Да, в былые времена в эти часы телефон звонил не переставая. И как ни старался предупредительный Амбросио оградить его от ненужных звонков, невозможно было уйти от всех дел, от всех приглашений, которые мешали ему разучивать Шопена. Сколько раз его обуревало яростное желание укрыться от надоевшего светского общества за своим роялем, чтобы никто не похлопывал его фамильярно по плечу, не жал ему руку, не улыбался, не звал на коктейли, и все же приходилось прерывать занятия музыкой и идти целовать руку какой-то бесцветной, чванливой и пошлой сеньоре!

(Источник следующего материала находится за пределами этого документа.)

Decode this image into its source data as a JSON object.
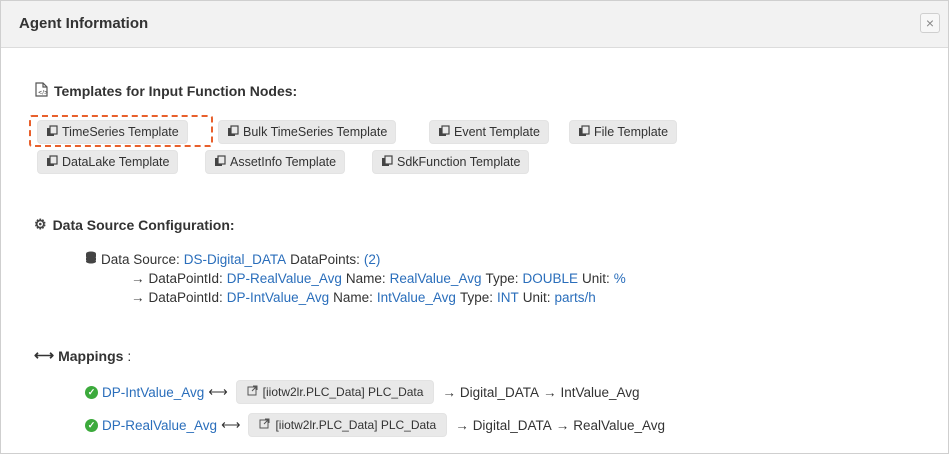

Шопен, Шуман, Лист — самое лучшее общество. Шопен за завтраком: ломтики ветчины, земляничное варенье — «Прелюдия»; хлеб со сливочным маслом — «Экспромт»; сок грейпфрута — «Вальс»; черный кофе раз в день для поднятия тонуса — «Полонез». Лист и Прокофьев за коктейлями; Шуман и Моцарт в сумерки. Бах — только перед сном.
— Виртуоза от дилетанта отличает талант, а не усердие…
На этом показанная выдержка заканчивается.